Cette recension a été publiée dans le numéro d’été 2023 de Politique étrangère (n° 2/2023). Jean-Louis Lozier propose une analyse de l’ouvrage de Gregory B. Poling, On Dangerous GroundAmerica’s Century in the South China Sea (Oxford University Press, 2022, 336 pages).

Photographie d'arrière-plan par Maxim Berg représentant la mer avec un bateau de marchandises dans le fond. Au premier plan, couverture du livre "On Dangerous Ground, America's Century in the South China Sea" représentant une mer agitée avec plusieurs bateaux.

La mention « Zone mal hydrographiée, dangers » a longtemps figuré sur les cartes marines de la mer de Chine méridionale (MDCM). Ce sont d’ailleurs ces incertitudes géographiques qui sont à l’origine de l’invention, par un géographe chinois en 1936, de la ligne en neuf traits, permettant dans un premier temps à la Chine de réclamer la possession de la totalité des îles contenues à l’intérieur puis, depuis 1998, de l’ensemble de la zone, mer et fonds marins inclus, au titre de droits historiques.

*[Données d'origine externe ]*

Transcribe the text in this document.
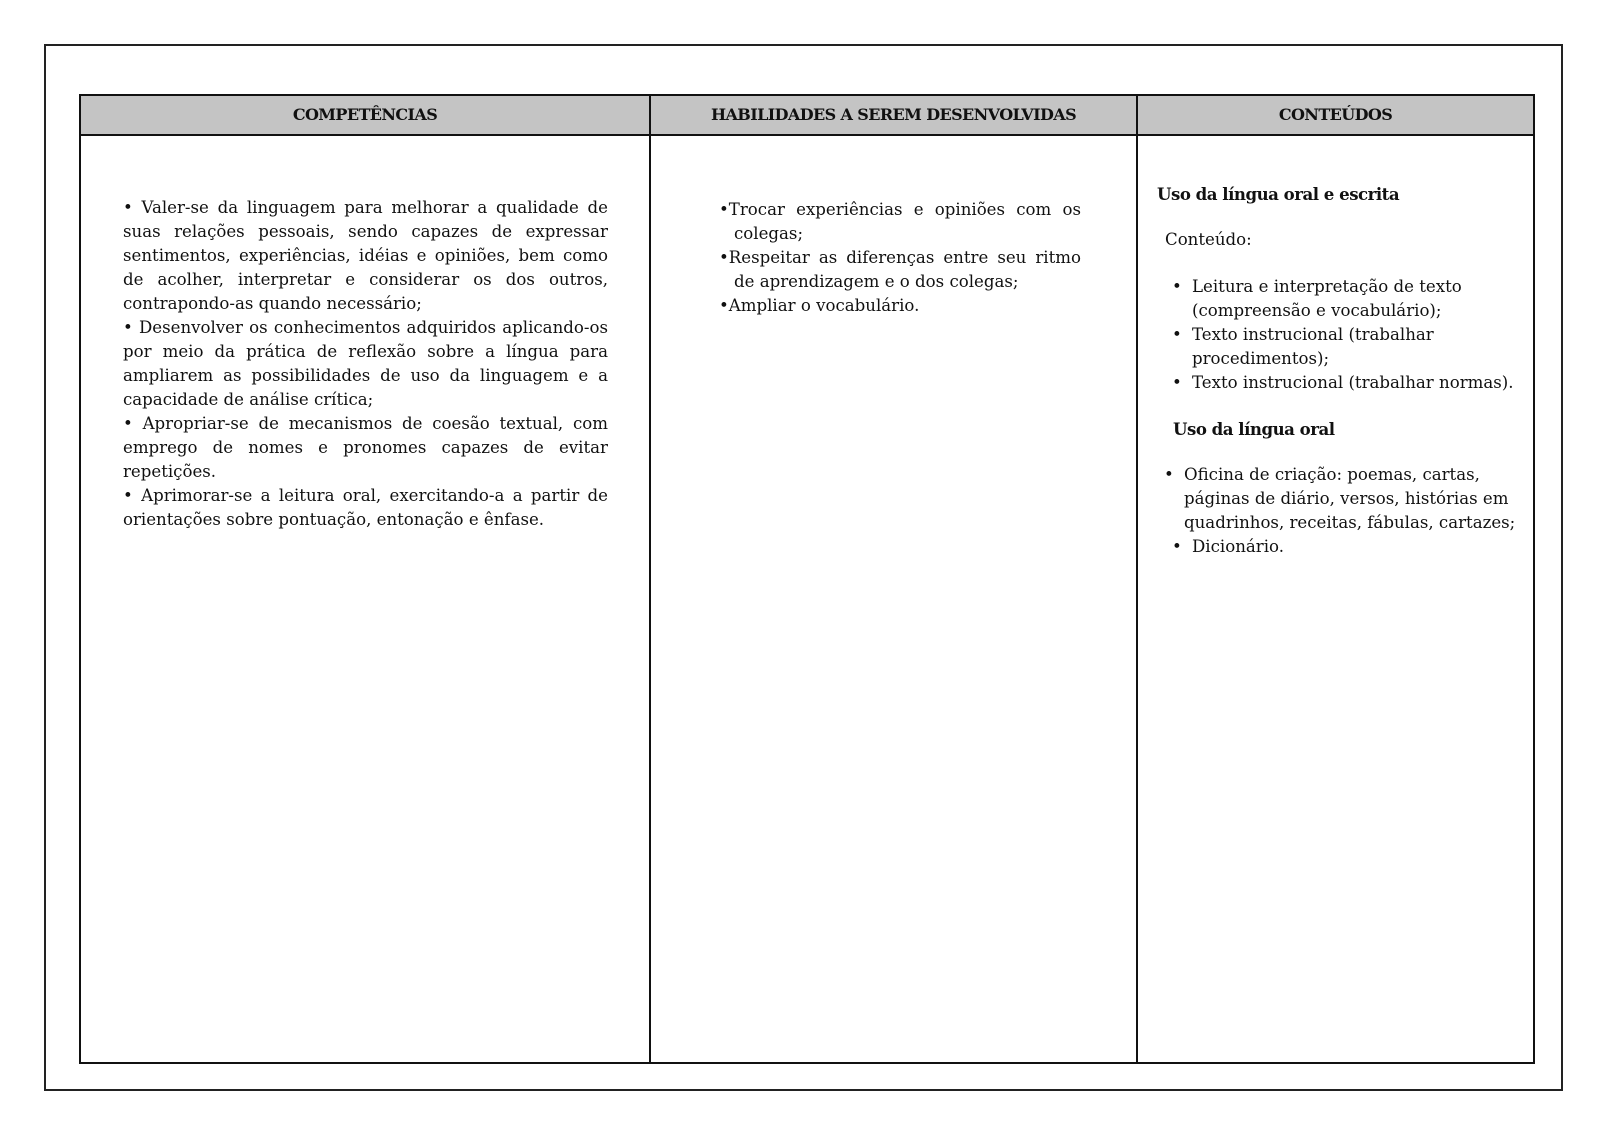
COMPETÊNCIAS	HABILIDADES A SEREM DESENVOLVIDAS	CONTEÚDOS

• Valer-se da linguagem para melhorar a qualidade de suas relações pessoais, sendo capazes de expressar sentimentos, experiências, idéias e opiniões, bem como de acolher, interpretar e considerar os dos outros, contrapondo-as quando necessário;

• Desenvolver os conhecimentos adquiridos aplicando-os por meio da prática de reflexão sobre a língua para ampliarem as possibilidades de uso da linguagem e a capacidade de análise crítica;

• Apropriar-se de mecanismos de coesão textual, com emprego de nomes e pronomes capazes de evitar repetições.

• Aprimorar-se a leitura oral, exercitando-a a partir de orientações sobre pontuação, entonação e ênfase.

•Trocar experiências e opiniões com os colegas;

•Respeitar as diferenças entre seu ritmo de aprendizagem e o dos colegas;

•Ampliar o vocabulário.

Uso da língua oral e escrita

Conteúdo:

• Leitura e interpretação de texto (compreensão e vocabulário);
• Texto instrucional (trabalhar procedimentos);
• Texto instrucional (trabalhar normas).

Uso da língua oral

• Oficina de criação: poemas, cartas, páginas de diário, versos, histórias em quadrinhos, receitas, fábulas, cartazes;
• Dicionário.
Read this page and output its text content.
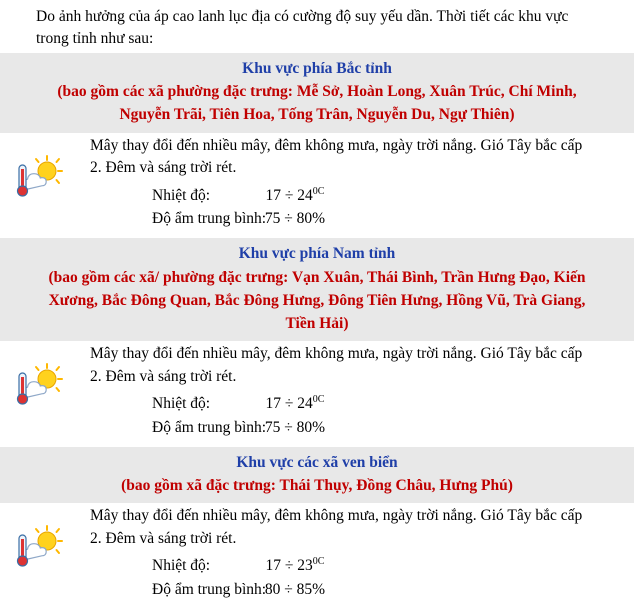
Do ảnh hưởng của áp cao lanh lục địa có cường độ suy yếu dần. Thời tiết các khu vực
trong tỉnh như sau:
Khu vực phía Bắc tỉnh
(bao gồm các xã phường đặc trưng: Mễ Sở, Hoàn Long, Xuân Trúc, Chí Minh,
Nguyễn Trãi, Tiên Hoa, Tống Trân, Nguyễn Du, Ngự Thiên)
Mây thay đổi đến nhiều mây, đêm không mưa, ngày trời nắng. Gió Tây bắc cấp
2. Đêm và sáng trời rét.
Nhiệt độ:	$17 \div 24^{0C}$
Độ ẩm trung bình:75 ÷ 80%
Khu vực phía Nam tỉnh
(bao gồm các xã/ phường đặc trưng: Vạn Xuân, Thái Bình, Trần Hưng Đạo, Kiến
Xương, Bắc Đông Quan, Bắc Đông Hưng, Đông Tiên Hưng, Hồng Vũ, Trà Giang,
Tiền Hải)
Mây thay đổi đến nhiều mây, đêm không mưa, ngày trời nắng. Gió Tây bắc cấp
2. Đêm và sáng trời rét.
Nhiệt độ:	$17 \div 24^{0C}$
Độ ẩm trung bình:75 ÷ 80%
Khu vực các xã ven biển
(bao gồm xã đặc trưng: Thái Thụy, Đồng Châu, Hưng Phú)
Mây thay đổi đến nhiều mây, đêm không mưa, ngày trời nắng. Gió Tây bắc cấp
2. Đêm và sáng trời rét.
Nhiệt độ:	$17 \div 23^{0C}$
Độ ẩm trung bình:80 ÷ 85%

Aujourd’hui, il n’y a plus de danger pour la navigation, mais un danger lié aux tensions géopolitiques et à leur éventuelle escalade. Avec la rapide montée en puissance des marines de la Chine (marine de l’Armée populaire de libération, garde-côtes, milices), les tensions, avec les pays riverains mais aussi les États-Unis, sont en effet désormais quotidiennes. Le livre de G. Poling nous permet de comprendre comment la MDCM est devenue un des nouveaux points chauds de la guerre froide entre États-Unis et Chine. Il le fait en étudiant trois récits convergents : celui de l’origine des disputes territoriales et maritimes entre États riverains ; celui de l’attachement des États-Unis à la liberté des mers et de ses relations avec le droit de la mer ; enfin celui de l’histoire des alliances américaines dans la région, en particulier avec les Philippines.

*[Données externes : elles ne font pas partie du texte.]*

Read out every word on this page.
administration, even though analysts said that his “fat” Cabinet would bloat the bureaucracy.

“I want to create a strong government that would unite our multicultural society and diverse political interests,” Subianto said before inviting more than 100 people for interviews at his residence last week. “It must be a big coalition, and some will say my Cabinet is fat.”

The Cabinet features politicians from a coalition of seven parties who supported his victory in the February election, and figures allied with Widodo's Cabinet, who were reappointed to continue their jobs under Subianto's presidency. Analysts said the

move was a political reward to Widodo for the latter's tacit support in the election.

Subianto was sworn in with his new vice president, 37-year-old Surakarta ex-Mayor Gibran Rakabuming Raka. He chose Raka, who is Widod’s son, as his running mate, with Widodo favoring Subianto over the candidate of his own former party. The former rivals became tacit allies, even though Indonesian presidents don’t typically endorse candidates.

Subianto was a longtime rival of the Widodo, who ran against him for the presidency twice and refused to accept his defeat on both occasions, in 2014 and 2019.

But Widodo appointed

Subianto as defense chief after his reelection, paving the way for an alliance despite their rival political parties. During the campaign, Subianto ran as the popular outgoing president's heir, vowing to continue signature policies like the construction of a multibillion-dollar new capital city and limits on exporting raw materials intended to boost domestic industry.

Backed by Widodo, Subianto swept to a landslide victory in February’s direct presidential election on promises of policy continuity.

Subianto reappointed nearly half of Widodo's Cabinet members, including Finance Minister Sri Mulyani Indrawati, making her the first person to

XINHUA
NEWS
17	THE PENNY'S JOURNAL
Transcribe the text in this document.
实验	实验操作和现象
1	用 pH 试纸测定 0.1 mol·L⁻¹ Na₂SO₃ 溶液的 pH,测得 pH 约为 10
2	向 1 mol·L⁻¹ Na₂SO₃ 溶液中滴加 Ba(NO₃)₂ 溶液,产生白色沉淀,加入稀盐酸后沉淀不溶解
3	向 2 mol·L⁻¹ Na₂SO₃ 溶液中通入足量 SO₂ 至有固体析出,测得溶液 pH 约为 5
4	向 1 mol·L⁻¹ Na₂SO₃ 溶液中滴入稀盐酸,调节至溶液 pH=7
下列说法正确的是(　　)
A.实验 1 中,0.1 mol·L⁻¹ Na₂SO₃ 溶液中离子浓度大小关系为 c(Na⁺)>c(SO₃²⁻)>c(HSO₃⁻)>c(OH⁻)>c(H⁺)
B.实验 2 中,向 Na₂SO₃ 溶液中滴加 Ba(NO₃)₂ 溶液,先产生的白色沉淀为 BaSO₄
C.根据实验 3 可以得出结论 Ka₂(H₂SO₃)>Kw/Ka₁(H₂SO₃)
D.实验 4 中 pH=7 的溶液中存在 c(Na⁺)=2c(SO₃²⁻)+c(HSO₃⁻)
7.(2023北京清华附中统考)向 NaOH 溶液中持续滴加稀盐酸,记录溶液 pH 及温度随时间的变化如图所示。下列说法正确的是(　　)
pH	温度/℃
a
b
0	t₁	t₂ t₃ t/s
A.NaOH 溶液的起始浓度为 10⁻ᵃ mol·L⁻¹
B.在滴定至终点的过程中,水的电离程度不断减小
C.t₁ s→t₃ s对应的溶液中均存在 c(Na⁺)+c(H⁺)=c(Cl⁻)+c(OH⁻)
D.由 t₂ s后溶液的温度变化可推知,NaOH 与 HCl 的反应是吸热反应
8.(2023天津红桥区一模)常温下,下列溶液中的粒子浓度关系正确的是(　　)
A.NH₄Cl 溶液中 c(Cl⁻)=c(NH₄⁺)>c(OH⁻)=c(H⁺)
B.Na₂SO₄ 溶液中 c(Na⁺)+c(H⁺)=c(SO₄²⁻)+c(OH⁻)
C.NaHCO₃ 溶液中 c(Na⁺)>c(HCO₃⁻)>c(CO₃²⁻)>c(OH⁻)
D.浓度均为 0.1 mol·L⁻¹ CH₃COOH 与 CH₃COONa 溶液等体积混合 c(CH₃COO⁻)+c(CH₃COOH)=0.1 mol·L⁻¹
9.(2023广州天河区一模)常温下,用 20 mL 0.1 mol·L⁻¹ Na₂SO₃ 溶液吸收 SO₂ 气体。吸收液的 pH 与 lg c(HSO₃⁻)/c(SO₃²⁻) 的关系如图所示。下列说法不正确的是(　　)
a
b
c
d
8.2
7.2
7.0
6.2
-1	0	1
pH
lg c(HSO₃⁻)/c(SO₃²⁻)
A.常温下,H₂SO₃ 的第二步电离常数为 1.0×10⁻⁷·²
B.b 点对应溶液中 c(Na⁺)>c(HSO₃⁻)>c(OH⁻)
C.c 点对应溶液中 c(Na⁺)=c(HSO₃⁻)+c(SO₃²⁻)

La politique américaine a toujours favorisé le principe de liberté des mers – notamment à l’occasion des discussions conduisant à l’adoption de la Convention des Nations unies sur le droit de la mer (CNUDM) –, appuyant ce principe par la conduite d’opérations de liberté de navigation dès 1979, réalisées maintenant de manière régulière en MDCM. La politique d’alliance américaine a subi de nombreux à-coups, comme la perte de l’allié sud-vietnamien mais aussi les évolutions de la politique philippine, notamment sous la présidence de Duterte. L’étude de ces deux politiques américaines en MDCM dans les cinquante dernières années révèle cependant une conduite réactive et erratique, marquant l’absence de stratégie de long terme.

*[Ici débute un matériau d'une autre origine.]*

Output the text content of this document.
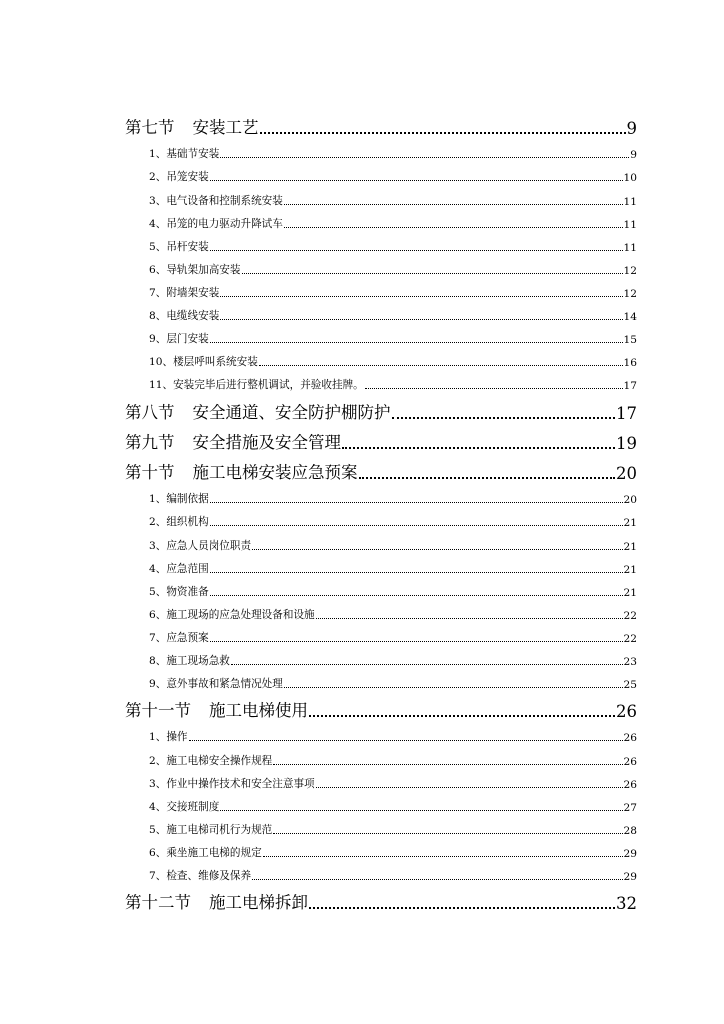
第七节 安装工艺	9
1、基础节安装	9
2、吊笼安装	10
3、电气设备和控制系统安装	11
4、吊笼的电力驱动升降试车	11
5、吊杆安装	11
6、导轨架加高安装	12
7、附墙架安装	12
8、电缆线安装	14
9、层门安装	15
10、楼层呼叫系统安装	16
11、安装完毕后进行整机调试，并验收挂牌。	17
第八节 安全通道、安全防护棚防护	17
第九节 安全措施及安全管理	19
第十节 施工电梯安装应急预案	20
1、编制依据	20
2、组织机构	21
3、应急人员岗位职责	21
4、应急范围	21
5、物资准备	21
6、施工现场的应急处理设备和设施	22
7、应急预案	22
8、施工现场急救	23
9、意外事故和紧急情况处理	25
第十一节 施工电梯使用	26
1、操作	26
2、施工电梯安全操作规程	26
3、作业中操作技术和安全注意事项	26
4、交接班制度	27
5、施工电梯司机行为规范	28
6、乘坐施工电梯的规定	29
7、检查、维修及保养	29
第十二节 施工电梯拆卸	32
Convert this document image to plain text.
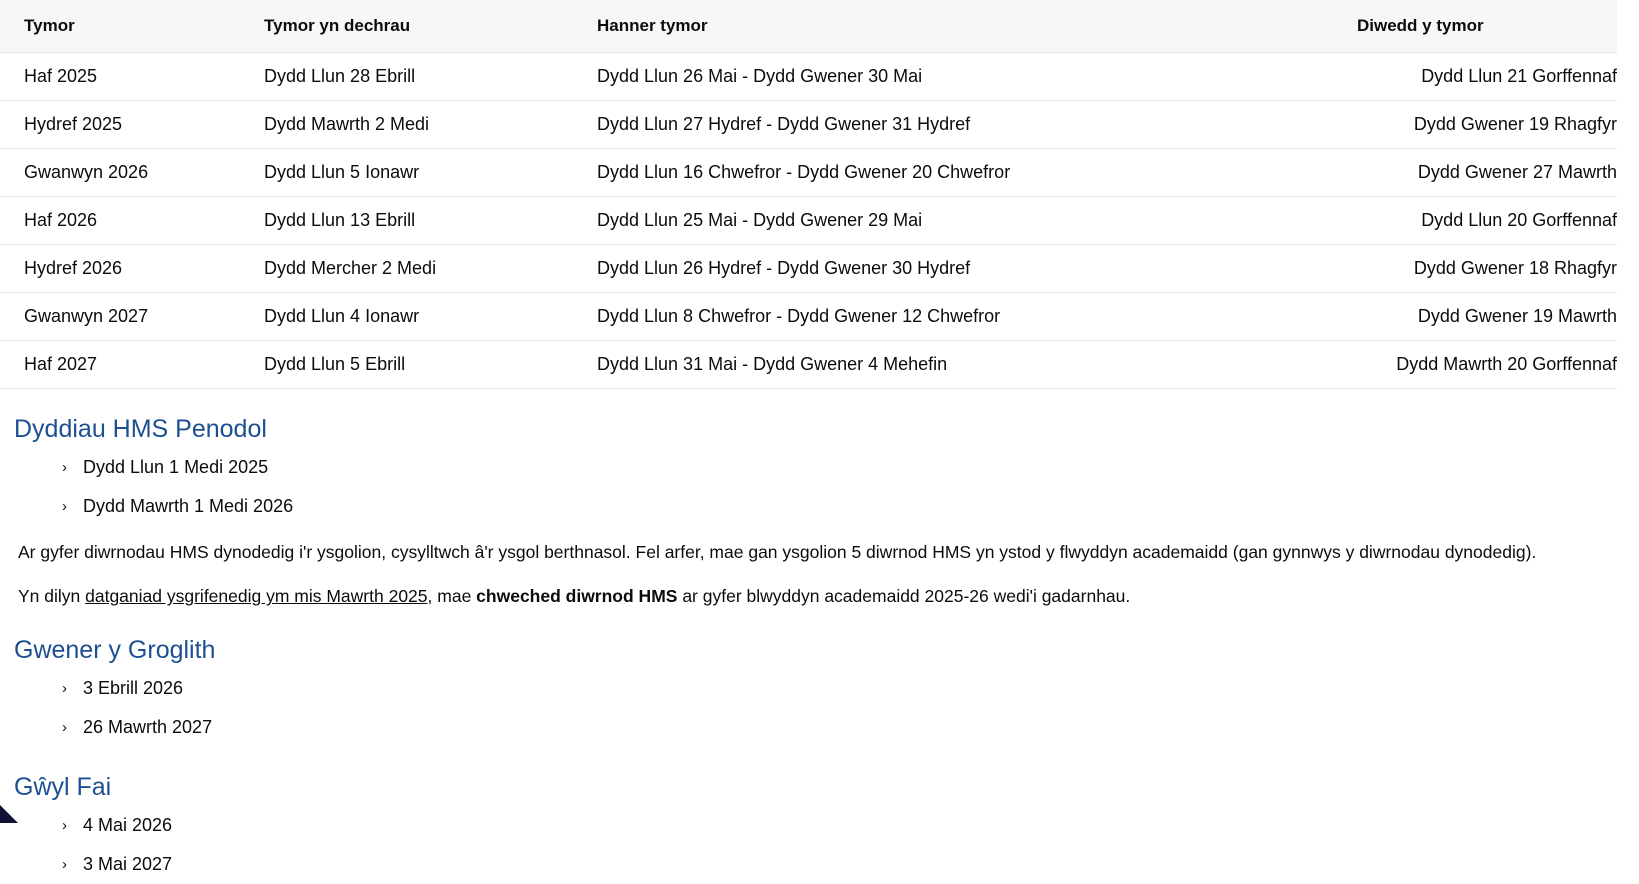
Tymor	Tymor yn dechrau	Hanner tymor	Diwedd y tymor
Haf 2025	Dydd Llun 28 Ebrill	Dydd Llun 26 Mai - Dydd Gwener 30 Mai	Dydd Llun 21 Gorffennaf
Hydref 2025	Dydd Mawrth 2 Medi	Dydd Llun 27 Hydref - Dydd Gwener 31 Hydref	Dydd Gwener 19 Rhagfyr
Gwanwyn 2026	Dydd Llun 5 Ionawr	Dydd Llun 16 Chwefror - Dydd Gwener 20 Chwefror	Dydd Gwener 27 Mawrth
Haf 2026	Dydd Llun 13 Ebrill	Dydd Llun 25 Mai - Dydd Gwener 29 Mai	Dydd Llun 20 Gorffennaf
Hydref 2026	Dydd Mercher 2 Medi	Dydd Llun 26 Hydref - Dydd Gwener 30 Hydref	Dydd Gwener 18 Rhagfyr
Gwanwyn 2027	Dydd Llun 4 Ionawr	Dydd Llun 8 Chwefror - Dydd Gwener 12 Chwefror	Dydd Gwener 19 Mawrth
Haf 2027	Dydd Llun 5 Ebrill	Dydd Llun 31 Mai - Dydd Gwener 4 Mehefin	Dydd Mawrth 20 Gorffennaf
Dyddiau HMS Penodol
› Dydd Llun 1 Medi 2025
› Dydd Mawrth 1 Medi 2026

Ar gyfer diwrnodau HMS dynodedig i'r ysgolion, cysylltwch â'r ysgol berthnasol. Fel arfer, mae gan ysgolion 5 diwrnod HMS yn ystod y flwyddyn academaidd (gan gynnwys y diwrnodau dynodedig).

Yn dilyn datganiad ysgrifenedig ym mis Mawrth 2025, mae chweched diwrnod HMS ar gyfer blwyddyn academaidd 2025-26 wedi'i gadarnhau.

Gwener y Groglith
› 3 Ebrill 2026
› 26 Mawrth 2027
Gŵyl Fai
› 4 Mai 2026
› 3 Mai 2027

La politique chinoise a quant à elle été marquée par un engagement graduel mais volontaire, méthodique et incluant une vision de long terme. Cet engagement a commencé dès 1974, avec une bataille contre les Sud-Vietnamiens dans les îles Paracels, et s’est poursuivi par l’installation sur des récifs dans l’archipel des Spratleys – ensuite transformés en véritables bases aéronavales –, et des incidents de plus en plus fréquents avec des navires des États riverains, en particulier philippins aux abords des îles Scarborough, mais aussi avec des unités américaines. Le volontarisme chinois s’est affirmé depuis 2016. La Chine a ainsi refusé de se conformer à la décision du Tribunal arbitral international prévu par la CNUDM qui a donné raison aux Philippines dans le litige les opposant en MDCM. L’absence de coûts significatifs sur la scène mondiale après ce refus de respecter une convention pourtant très largement respectée ne peut qu’inciter la Chine à remettre en cause, dans les années à venir, d’autres normes internationales.

Avec les problématiques de préservation de la biodiversité, largement dégradée par la surpêche en MDCM, faire obstacle aux ambitions de la Chine est bien l’enjeu majeur qui se joue dans cette zone, un enjeu remarquablement décrit par G. Poling.